Indeed, the eleven verses of the 6th chapter of Ephesians preceding this text are crucial for understanding aright our plight today. This text highlights spiritual warfare — the spirituality of resistance — as basic to our faith-life. We need to pay heed to the insight that spiritual battles must be waged with the “full armour of God”. In that sense, educating ourselves on the discipline of this spiritual discipline could mean, in practice, the Christ-centred spiritual renewal and transformation of the church. The aberrations looming large in various spheres of church life are symptoms that point to the need for such a renewal.

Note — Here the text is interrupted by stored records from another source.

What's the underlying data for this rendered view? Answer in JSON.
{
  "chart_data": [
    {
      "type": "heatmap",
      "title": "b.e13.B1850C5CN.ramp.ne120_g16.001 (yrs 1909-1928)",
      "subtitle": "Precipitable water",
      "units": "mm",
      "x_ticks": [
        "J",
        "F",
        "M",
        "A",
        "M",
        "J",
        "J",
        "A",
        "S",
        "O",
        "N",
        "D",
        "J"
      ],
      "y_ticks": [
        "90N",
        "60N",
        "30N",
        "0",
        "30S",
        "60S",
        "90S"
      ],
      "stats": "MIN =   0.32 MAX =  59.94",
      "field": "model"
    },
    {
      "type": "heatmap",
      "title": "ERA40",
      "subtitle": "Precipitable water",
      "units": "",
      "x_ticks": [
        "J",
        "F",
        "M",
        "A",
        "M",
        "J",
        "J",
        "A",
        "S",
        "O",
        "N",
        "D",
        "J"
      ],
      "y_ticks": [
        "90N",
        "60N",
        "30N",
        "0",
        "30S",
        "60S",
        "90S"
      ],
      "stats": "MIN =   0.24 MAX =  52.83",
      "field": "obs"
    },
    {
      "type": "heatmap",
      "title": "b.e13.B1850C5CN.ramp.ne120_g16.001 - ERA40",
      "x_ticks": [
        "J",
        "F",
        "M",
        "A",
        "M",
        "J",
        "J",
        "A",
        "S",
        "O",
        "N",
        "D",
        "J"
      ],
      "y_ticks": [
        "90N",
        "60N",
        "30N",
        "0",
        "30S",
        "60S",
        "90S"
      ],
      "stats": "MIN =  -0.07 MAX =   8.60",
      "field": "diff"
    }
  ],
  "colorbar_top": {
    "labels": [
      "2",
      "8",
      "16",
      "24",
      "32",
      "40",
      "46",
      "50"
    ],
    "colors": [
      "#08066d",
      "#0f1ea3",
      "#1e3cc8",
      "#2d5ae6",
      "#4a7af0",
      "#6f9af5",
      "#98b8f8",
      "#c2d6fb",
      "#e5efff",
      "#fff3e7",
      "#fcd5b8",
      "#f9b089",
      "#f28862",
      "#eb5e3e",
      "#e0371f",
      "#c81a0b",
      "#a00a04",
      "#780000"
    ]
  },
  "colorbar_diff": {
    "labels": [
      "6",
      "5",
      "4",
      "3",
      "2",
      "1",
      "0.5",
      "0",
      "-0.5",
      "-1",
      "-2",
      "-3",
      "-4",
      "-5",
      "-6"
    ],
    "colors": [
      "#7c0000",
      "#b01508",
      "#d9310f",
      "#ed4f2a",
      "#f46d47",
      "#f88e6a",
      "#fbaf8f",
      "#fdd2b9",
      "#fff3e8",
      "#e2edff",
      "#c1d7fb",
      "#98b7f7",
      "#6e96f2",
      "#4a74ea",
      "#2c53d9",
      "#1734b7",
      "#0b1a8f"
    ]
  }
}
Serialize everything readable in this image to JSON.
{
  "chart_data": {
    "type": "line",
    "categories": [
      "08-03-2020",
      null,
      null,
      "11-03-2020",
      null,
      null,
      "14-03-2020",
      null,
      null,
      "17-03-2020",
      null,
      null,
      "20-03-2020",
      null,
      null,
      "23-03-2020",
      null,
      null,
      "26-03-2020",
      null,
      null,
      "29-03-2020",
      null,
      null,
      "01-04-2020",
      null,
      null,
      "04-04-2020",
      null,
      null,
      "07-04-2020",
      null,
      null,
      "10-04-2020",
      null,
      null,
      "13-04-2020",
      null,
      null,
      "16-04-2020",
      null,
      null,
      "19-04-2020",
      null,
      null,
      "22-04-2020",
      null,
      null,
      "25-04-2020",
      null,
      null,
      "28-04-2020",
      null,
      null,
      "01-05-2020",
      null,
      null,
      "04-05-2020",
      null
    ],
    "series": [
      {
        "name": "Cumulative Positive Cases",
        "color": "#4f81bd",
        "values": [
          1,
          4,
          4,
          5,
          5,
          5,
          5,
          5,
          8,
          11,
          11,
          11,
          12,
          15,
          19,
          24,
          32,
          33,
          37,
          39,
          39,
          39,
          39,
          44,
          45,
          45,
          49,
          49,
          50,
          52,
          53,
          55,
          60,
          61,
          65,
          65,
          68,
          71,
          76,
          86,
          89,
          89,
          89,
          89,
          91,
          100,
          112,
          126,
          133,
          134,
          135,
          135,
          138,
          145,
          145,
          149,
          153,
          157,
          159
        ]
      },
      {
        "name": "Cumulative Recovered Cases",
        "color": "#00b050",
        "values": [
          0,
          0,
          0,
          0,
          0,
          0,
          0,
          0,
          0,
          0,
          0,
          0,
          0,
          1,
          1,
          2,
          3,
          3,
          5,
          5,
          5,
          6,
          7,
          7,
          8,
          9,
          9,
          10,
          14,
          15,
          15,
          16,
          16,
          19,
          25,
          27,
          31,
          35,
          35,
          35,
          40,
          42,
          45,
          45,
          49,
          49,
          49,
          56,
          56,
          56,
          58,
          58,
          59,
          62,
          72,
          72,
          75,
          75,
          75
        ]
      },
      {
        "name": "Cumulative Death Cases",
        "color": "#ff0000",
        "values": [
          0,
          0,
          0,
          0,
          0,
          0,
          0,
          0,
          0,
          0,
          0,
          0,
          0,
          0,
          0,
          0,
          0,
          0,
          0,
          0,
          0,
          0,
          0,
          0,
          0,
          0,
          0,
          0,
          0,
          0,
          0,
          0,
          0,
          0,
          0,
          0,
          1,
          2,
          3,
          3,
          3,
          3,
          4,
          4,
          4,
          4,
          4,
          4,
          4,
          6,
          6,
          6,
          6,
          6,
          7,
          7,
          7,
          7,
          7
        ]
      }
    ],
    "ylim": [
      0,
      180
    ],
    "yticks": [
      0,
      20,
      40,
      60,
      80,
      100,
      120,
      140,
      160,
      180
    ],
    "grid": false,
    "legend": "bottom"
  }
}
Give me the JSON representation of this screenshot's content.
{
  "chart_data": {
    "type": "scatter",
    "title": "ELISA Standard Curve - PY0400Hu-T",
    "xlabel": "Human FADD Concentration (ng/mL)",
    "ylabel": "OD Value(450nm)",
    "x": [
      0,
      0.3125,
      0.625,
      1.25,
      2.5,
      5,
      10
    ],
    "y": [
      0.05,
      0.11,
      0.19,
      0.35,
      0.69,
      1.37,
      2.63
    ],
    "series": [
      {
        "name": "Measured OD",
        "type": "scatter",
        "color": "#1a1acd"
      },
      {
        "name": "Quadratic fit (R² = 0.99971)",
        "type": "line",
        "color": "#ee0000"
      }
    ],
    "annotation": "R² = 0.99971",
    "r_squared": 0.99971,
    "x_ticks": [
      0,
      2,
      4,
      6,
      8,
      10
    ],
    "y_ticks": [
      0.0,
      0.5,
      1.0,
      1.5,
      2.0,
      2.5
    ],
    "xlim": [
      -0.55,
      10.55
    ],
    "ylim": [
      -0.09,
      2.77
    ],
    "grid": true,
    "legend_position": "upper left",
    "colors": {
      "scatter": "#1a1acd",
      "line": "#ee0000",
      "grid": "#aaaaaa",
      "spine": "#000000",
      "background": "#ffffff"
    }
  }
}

The urgent need of the hour is for the church to return, like the prodigal son from the far-country, to ‘our Father in heaven’ (cf. The Lord’s Prayer. We repeat this prayer mechanically, without ever bothering to reckon its practical mandates, which is the essence of ‘hypocrisy’. We are all becoming de facto hypocrites for the worldly gains of a few in our midst.)

The reality of celebrating the Eucharist -Holy Qurbana, The predicament of the Church at Laodicea (Rev. 3:1-20) is poignantly relevant to our predicament today.